Setor entra em alerta após governo permitir a importação de trigo da Rússia

Escrito por Aline Oliveira/CE
Moscou barrou entrada de carne brasileira na semana passada Moscou barrou entrada de carne brasileira na semana passada Contato Rural

Decisão do Mnistério da Agricultura de permitir a importação de trigo da Rússia acontece uma semana após o governo de Moscou barrar as compras de carne bovina de um frigorífico localizado em Santa fé de Goiás (GO), ameaçando embargar mais cinco plantas brasileiras.

A informação divulgada pelo jornal Valor Econômico desta segunda-feira (13), alerta que a pressão feita pelo país europeu, considerado o 3º maior produtor de trigo do mundo, foi parte de uma negociação feita pelo ministro Blairo Maggi para tentar ampliar as compras russas sobre a carne brasileira.

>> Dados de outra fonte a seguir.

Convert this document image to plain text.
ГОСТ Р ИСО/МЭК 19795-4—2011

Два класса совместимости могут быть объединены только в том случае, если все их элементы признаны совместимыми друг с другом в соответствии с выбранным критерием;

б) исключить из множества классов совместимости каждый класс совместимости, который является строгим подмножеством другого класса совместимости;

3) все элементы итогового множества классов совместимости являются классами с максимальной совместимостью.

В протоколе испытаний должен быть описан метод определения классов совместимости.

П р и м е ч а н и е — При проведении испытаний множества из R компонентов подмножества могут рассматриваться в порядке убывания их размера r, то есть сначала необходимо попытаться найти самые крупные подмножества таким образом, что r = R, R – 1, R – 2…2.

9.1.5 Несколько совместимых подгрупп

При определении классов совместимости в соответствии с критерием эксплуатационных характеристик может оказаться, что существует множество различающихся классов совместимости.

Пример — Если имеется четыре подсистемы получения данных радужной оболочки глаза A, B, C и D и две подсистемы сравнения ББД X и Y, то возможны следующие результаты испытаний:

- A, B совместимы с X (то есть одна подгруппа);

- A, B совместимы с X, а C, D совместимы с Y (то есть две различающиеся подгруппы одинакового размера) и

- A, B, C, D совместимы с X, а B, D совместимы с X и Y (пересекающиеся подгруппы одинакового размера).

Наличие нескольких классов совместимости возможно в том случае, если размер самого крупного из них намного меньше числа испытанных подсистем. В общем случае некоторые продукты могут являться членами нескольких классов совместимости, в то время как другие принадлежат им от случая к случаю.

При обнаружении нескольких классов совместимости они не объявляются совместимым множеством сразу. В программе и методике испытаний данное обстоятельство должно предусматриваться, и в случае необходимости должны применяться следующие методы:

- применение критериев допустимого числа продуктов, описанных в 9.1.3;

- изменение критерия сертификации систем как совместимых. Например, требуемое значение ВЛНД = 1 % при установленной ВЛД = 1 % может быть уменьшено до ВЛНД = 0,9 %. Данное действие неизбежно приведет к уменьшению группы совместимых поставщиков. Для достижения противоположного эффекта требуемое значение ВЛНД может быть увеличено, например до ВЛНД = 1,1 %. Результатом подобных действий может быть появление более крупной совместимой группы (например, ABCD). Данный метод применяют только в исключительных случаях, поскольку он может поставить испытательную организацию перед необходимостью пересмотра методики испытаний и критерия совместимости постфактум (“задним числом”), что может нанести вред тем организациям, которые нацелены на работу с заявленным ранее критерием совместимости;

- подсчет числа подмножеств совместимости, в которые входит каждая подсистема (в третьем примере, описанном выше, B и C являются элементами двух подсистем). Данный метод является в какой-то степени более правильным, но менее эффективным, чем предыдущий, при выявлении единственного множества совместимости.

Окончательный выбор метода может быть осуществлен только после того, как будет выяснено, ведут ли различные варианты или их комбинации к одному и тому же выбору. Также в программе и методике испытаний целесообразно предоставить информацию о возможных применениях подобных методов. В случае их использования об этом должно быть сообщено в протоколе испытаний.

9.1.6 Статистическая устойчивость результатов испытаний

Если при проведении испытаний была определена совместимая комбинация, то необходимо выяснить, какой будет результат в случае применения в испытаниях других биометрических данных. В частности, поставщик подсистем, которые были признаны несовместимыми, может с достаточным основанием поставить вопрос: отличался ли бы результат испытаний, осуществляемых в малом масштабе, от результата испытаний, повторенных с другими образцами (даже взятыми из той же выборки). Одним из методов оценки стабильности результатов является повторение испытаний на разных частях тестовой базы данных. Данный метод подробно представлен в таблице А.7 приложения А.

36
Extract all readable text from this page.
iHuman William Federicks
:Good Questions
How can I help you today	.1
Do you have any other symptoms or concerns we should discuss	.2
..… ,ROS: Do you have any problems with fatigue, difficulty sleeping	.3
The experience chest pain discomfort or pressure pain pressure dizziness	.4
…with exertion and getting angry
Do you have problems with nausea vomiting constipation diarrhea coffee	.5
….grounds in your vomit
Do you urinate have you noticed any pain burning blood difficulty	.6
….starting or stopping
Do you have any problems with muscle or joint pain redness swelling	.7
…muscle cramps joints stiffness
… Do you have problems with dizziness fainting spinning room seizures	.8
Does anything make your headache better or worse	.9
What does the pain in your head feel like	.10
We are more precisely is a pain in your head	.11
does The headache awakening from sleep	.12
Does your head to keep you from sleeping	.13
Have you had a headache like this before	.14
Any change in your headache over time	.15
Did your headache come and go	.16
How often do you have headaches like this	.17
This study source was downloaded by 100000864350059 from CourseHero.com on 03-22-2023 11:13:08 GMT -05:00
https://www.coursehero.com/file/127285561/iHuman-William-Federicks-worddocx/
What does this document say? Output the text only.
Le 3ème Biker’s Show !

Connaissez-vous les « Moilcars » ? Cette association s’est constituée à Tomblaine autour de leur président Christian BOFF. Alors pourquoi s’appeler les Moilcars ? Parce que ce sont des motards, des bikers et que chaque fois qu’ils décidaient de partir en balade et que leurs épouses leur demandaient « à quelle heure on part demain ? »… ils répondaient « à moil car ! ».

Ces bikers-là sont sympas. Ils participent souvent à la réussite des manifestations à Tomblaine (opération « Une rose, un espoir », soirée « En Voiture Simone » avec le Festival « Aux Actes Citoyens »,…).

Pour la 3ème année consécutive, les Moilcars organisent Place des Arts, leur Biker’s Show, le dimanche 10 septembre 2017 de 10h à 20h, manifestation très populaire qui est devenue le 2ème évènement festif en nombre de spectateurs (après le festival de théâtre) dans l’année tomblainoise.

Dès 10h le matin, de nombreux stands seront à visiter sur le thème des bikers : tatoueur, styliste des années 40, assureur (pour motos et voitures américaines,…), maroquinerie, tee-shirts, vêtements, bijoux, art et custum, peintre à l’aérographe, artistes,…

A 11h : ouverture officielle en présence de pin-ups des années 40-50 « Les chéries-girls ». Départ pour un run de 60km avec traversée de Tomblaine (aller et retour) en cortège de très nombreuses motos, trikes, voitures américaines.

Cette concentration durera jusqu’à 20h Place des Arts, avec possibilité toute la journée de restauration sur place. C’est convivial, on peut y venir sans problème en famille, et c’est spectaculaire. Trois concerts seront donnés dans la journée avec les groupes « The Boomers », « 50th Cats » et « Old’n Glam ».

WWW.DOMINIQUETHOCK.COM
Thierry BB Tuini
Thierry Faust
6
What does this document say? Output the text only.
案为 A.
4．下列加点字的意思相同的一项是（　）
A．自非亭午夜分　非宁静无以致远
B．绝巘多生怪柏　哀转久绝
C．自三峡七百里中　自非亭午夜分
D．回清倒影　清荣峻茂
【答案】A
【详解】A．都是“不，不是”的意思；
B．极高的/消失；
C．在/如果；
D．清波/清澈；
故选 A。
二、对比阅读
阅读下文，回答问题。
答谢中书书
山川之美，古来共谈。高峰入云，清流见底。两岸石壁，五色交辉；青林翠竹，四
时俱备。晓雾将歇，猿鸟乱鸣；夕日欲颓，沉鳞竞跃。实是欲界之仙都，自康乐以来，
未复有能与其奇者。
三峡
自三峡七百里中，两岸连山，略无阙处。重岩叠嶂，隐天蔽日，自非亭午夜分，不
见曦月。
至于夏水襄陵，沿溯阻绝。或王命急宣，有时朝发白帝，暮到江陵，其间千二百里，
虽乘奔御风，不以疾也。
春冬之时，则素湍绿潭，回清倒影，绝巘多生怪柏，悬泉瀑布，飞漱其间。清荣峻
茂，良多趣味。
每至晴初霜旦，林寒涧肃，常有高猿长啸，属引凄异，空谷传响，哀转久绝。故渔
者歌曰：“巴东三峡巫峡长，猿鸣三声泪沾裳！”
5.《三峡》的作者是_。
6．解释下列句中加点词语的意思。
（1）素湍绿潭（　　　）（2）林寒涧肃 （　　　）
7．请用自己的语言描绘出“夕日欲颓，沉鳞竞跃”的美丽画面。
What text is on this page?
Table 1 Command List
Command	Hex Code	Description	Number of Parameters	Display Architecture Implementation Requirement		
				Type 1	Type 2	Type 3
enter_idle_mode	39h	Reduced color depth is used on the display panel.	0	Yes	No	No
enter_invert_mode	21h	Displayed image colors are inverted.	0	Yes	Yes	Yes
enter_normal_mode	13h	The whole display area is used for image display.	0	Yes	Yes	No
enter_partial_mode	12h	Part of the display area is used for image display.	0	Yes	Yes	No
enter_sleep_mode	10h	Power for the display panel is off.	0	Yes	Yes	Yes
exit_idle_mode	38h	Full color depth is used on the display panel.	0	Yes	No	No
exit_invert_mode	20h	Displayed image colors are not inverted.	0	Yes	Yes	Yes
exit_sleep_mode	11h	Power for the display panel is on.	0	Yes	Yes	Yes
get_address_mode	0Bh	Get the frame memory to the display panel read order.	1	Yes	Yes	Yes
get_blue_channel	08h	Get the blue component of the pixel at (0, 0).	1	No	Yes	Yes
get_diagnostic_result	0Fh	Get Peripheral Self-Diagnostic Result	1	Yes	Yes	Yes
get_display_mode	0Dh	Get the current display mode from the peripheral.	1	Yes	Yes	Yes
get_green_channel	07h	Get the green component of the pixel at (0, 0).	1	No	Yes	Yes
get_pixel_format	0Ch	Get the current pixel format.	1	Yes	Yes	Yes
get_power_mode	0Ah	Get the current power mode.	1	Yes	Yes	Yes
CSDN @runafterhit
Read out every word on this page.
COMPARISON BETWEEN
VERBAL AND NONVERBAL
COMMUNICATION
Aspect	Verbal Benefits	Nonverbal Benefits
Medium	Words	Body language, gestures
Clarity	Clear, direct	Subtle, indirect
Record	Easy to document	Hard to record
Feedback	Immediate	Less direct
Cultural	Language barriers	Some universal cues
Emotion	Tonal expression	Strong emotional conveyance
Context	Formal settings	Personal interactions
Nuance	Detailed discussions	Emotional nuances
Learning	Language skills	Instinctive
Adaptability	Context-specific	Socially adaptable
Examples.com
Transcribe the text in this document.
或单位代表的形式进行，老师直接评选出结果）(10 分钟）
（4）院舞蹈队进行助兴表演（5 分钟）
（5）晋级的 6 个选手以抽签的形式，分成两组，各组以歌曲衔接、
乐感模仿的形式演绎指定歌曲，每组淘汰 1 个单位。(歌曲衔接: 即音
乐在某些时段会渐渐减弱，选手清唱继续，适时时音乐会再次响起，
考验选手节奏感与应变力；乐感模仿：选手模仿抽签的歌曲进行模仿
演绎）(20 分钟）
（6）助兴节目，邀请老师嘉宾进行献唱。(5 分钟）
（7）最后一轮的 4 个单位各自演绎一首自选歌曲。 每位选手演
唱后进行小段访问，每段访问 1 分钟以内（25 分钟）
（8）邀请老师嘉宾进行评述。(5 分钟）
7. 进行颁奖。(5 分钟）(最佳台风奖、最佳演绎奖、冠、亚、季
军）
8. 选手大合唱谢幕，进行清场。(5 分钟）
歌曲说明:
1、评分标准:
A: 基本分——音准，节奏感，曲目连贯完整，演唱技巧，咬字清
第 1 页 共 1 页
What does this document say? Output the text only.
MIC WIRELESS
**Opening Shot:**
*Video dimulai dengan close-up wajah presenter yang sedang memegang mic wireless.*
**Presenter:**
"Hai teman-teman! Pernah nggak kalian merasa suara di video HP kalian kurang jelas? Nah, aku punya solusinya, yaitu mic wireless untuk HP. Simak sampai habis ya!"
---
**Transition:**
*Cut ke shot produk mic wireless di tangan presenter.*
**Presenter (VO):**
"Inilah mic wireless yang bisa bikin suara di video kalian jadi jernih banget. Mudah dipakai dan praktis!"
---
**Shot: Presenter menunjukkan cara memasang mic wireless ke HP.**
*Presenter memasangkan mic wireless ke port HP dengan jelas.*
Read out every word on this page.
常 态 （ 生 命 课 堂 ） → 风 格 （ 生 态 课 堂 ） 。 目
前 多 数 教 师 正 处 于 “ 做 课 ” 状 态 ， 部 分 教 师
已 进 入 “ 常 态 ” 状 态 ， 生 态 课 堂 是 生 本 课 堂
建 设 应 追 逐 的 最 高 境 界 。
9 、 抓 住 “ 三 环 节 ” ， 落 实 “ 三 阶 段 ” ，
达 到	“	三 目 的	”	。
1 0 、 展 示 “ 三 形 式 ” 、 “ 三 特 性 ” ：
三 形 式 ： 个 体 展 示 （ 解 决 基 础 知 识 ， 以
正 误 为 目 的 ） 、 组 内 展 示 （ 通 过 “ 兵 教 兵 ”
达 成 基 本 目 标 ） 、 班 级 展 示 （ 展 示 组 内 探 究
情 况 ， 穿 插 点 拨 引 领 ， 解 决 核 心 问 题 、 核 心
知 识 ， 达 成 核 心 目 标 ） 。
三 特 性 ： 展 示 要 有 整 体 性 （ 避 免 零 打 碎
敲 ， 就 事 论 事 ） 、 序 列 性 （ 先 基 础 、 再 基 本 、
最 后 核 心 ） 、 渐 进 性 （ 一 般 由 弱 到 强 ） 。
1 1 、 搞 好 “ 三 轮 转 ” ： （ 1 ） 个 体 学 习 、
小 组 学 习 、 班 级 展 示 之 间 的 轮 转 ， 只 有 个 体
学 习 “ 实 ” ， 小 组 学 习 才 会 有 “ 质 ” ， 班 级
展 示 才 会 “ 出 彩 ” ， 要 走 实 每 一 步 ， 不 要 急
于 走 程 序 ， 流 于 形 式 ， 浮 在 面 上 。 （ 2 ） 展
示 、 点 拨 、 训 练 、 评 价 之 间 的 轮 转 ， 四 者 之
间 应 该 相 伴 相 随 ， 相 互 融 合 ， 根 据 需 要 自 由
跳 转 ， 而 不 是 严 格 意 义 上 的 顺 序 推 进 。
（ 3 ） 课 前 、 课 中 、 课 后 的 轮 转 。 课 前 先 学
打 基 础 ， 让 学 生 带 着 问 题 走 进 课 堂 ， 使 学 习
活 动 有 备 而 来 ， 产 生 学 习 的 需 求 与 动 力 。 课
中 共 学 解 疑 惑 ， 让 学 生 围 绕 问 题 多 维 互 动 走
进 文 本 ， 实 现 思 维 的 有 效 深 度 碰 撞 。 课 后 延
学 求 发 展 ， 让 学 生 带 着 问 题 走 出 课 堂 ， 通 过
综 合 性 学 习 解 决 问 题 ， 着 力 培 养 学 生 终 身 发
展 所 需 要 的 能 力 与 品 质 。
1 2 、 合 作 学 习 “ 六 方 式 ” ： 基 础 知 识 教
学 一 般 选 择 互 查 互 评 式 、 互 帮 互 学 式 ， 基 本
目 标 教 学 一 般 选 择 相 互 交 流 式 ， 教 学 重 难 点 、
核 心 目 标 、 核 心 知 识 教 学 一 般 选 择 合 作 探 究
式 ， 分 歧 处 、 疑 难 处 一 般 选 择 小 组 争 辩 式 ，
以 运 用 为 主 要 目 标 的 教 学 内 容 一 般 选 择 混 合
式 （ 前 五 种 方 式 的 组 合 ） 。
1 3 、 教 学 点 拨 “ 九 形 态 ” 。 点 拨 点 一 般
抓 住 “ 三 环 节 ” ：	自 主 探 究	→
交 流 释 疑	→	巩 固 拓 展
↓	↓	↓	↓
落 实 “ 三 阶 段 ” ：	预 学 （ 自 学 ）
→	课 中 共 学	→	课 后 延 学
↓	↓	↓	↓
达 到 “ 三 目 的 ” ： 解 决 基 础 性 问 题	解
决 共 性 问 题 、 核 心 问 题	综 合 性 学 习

De acordo com a publicação, a entrada do produto pode apresentar problemas internos como pragas que não existem no Brasil e que podem contaminar lavouras de trigos, soja e milho. Já foram identificadas duas espécies que podem comprometer a produtividade das plantações: Orobanche spp e a Cirsium arvense.

O decreto 24.114/1934 da Defesa Sanitária Vegetal brasileira proibe a importação, comércio, trânsito e exportação de vegetais "portadores de doenças ou pragas perigosas".

No documento está previsto ainda que caso esses vegetais entrem nas fronteiras brasileiras, o serviço de defesa sanitária deve apreender e destruir imediamente os produtos condenados.

Apesar da legislação brasileira ser contrária, o ministério concluiu a análise de risco de pragas para o produto russo no dia 3 de novembro.

Na ocasião, o secretário de Defesa Agropecuária (SDA), Luíz Eduardo Rangel encaminhou um comunicado ao serviço sanitário da Rússia informando: "que irá admitir a internalização de carregamentos de trigo provenientes da Rússia com presença de plantas daninhas quarentenárias, desde que o produto seja destinado e transportado diretamente a moinhos com instalações adequadas e seguras para armazenamento e processamento".

Procurado, Rangel admitiu que não existe risco "zero" de contaminação e que a medida adotada para permitir a entrada do trigo da Rússia será fiscalizar todo o carregamento daquele país que entrar no Nordeste - onde não há produção de trigo, diferentemente do que ocorre no Sul do país -, dos portos até os moinhos. A ideia é que o cereal russo seja processado e não distribuído para outras regiões do país.

"Já foi sinalizada essa flexibilização para os russos. Agora é preciso fazer uma alteração para que adequemos a norma à legislação, e isso deve acontecer nos próximos dias. Tudo dentro do limite da segurança", informou o titular da SDA.